No i dont have my passport in hand its with the company.


----------



## vantage (May 10, 2012)

Jamescher said:


> Hi,
> Thanks for the reply.
> 
> No i dont have my passport in hand its with the company.


Point out to them that to hold it is against the law...
if you do not get it back, report it to MOL.


----------



## rayh (Apr 1, 2011)

Do you have an evidence of giving the agreed notice period to the company? Yes, you will have a ban which can be lifted at the later stage by prospective employer if you wish to return. In any case, it is not acceptable by law for an employer to not accept your resignation and hold your passport.
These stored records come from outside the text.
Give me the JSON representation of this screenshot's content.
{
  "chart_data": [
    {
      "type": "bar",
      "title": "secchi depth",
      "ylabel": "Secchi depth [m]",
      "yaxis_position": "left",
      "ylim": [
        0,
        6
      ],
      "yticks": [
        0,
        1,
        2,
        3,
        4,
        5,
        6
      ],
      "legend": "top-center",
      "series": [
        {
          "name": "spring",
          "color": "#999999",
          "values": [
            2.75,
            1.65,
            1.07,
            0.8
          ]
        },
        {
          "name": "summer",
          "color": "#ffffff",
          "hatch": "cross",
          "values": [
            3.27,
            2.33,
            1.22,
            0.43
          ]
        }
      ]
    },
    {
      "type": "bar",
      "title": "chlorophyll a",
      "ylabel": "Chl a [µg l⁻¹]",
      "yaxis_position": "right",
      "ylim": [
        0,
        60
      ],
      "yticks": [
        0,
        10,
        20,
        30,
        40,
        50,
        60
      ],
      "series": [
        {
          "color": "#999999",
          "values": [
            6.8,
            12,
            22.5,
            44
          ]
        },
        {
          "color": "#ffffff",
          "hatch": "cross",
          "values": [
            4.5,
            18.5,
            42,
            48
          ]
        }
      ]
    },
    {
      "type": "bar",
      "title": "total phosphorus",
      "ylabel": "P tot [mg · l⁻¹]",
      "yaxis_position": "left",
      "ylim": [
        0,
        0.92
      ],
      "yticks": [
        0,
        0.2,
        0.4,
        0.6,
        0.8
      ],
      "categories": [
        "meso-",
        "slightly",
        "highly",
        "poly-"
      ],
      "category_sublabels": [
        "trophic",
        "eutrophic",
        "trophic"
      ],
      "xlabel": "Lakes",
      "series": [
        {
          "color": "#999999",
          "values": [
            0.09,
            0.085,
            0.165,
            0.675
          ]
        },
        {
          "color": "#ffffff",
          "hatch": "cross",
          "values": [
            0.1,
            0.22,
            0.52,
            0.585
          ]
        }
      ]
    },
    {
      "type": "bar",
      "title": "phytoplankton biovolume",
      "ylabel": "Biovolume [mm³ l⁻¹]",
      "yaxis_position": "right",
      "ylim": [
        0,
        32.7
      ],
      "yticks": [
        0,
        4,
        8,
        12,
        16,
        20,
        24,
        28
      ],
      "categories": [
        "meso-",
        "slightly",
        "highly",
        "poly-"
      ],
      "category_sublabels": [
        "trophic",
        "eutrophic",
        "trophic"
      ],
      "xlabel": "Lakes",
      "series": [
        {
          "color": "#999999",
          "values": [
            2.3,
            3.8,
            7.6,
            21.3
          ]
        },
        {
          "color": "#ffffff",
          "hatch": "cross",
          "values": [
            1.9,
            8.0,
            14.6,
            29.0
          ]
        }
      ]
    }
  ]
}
You can contact ministry of labour with your case. They will surely support you.

All the best.


----------



## Jamescher (Jul 30, 2014)

Hi,

Ya in my offer letter its mentioned 1 month notice period. i am ready for that also then too he is not letting.


----------



## vantage (May 10, 2012)

Jamescher said:


> Hi,
> 
> Ya in my offer letter its mentioned 1 month notice period. i am ready for that also then too he is not letting.


he cannot 'not let you'

report it directly to the Ministry of Labour. Do it today.
Report also that they are holding your passport.


Have all your paperwork

offer letter
contract
your resignation letter

good luck


----------



## Jamescher (Jul 30, 2014)

Thanks for the reply.

One more doubt my contract is a limited contract will that be an issue ??


----------



## vantage (May 10, 2012)

call MOL and ask them?

here's the Labour Law.
Read it, and see if your answer is here.
UAE LAbour Law

I still suggest you call MOL and ask them the procedure for your particular circumstances.

heree's their website.
you'll find all the contacts you need there
MOL website


----------